Deterrence and Patient Education
Patients require education regarding the benign nature of isolated sleep paralysis. The physician should encourage patients to manage their anxiety through medication and meditation. Another important issue that patients must understand is the hallucinations that accompany these episodes.
These hallucinations often invoke a great sense of apprehension and panic in these patients, and so patients must know their cause, their nature, and their consequences. It is only when patients fully understand the pathophysiology and limited consequences of sleep paralysis will they begin to be less fearful of it, which in turn imparts a positive effect on the prognosis.
Enhancing Healthcare Team Outcomes
Sleep paralysis can be distressing for the patient, as it causes a lot of fear and anxiety, which has shown to worsen the frequency of the episodes, and this loop continues until there is an intervention. Therefore, prompt recognition of the condition and early intervention are vital, and possible psychosocial factors merit attention if present. Sleep paralysis often coexists with other medical conditions, e.g., narcolepsy, idiopathic hypersomnia, obstructive sleep apnea, and insomnia disorder.
Most people have reported managing the episodes by techniques that disrupt the episodes, and few others focus on the prevention of the episodes themselves. Disruption of the episodes seems to mitigate some of the anxiety associated with sleep paralysis episodes; therefore, more and more patients show an inclination towards this mode of management.
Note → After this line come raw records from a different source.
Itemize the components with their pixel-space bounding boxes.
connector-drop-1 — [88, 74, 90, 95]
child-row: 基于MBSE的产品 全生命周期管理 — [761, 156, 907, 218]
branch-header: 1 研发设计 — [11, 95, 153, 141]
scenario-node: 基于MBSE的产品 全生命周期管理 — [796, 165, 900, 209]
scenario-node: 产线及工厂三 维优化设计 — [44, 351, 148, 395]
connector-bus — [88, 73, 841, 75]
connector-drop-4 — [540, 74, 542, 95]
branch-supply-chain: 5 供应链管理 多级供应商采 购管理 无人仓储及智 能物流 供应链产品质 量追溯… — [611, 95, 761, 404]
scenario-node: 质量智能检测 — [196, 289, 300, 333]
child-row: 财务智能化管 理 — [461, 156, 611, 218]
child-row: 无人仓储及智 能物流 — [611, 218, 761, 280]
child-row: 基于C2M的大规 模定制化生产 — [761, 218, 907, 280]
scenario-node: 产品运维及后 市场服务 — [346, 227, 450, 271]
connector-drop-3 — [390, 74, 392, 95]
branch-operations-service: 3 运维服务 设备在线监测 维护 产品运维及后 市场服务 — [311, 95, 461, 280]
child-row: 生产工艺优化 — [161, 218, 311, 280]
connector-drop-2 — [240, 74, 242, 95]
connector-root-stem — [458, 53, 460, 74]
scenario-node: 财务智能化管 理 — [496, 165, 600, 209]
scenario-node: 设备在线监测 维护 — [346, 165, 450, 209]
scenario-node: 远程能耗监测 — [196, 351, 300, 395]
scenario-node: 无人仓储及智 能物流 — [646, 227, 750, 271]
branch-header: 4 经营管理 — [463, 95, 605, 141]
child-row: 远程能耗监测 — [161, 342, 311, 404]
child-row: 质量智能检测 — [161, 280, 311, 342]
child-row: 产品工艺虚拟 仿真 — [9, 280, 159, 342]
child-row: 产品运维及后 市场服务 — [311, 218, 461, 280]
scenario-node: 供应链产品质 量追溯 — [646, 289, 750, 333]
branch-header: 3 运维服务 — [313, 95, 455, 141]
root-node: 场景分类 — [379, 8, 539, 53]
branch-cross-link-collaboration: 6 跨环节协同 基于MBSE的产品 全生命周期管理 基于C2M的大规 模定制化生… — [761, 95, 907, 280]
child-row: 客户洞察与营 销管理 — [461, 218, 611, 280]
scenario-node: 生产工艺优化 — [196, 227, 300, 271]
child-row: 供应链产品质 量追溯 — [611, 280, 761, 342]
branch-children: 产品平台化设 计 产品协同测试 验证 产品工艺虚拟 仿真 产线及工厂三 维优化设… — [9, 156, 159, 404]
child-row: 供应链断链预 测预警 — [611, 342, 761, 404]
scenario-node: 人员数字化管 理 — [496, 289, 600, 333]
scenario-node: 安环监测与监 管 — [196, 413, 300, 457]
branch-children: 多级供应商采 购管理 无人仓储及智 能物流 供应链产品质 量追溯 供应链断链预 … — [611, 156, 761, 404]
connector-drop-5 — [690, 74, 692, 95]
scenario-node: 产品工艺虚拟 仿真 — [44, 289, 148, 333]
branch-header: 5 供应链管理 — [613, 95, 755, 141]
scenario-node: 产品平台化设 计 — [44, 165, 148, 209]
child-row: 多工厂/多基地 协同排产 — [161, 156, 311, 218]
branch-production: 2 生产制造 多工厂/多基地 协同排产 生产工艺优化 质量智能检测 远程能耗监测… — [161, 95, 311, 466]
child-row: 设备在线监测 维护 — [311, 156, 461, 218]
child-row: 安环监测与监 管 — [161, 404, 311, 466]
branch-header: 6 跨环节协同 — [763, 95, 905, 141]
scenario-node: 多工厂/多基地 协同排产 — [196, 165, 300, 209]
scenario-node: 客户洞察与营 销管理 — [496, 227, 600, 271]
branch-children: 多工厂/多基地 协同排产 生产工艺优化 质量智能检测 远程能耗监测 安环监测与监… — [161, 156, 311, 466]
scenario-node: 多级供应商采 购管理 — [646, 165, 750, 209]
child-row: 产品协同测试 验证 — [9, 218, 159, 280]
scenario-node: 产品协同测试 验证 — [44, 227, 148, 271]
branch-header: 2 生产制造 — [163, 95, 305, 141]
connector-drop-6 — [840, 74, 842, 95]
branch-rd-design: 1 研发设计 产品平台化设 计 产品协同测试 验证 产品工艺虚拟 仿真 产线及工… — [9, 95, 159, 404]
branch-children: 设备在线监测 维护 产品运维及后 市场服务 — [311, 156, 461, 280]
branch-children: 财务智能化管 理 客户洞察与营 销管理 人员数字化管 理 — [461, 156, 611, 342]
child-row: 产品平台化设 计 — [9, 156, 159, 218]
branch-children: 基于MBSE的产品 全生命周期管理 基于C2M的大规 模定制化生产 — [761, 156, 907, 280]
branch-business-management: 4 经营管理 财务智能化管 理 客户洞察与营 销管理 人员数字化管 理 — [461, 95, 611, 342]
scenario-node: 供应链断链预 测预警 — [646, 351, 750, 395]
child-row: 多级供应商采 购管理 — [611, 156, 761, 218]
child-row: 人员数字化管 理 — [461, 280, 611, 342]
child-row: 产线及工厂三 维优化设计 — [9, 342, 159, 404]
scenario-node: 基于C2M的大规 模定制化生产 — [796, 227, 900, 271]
Researchers have proposed some treatments for the management of sleep paralysis episodes. Pimavanserin has been a proposed therapeutic intervention in one study as the drug is a selective 5-HT receptor inverse agonist, and thus has the potential to target hallucinations caused by sleep paralysis episodes. Other treatments and management modalities include focussed meditation and muscle relaxation therapies. A combination of the latter two, in theory, has a stronger effect in aborting episodes of sleep paralysis.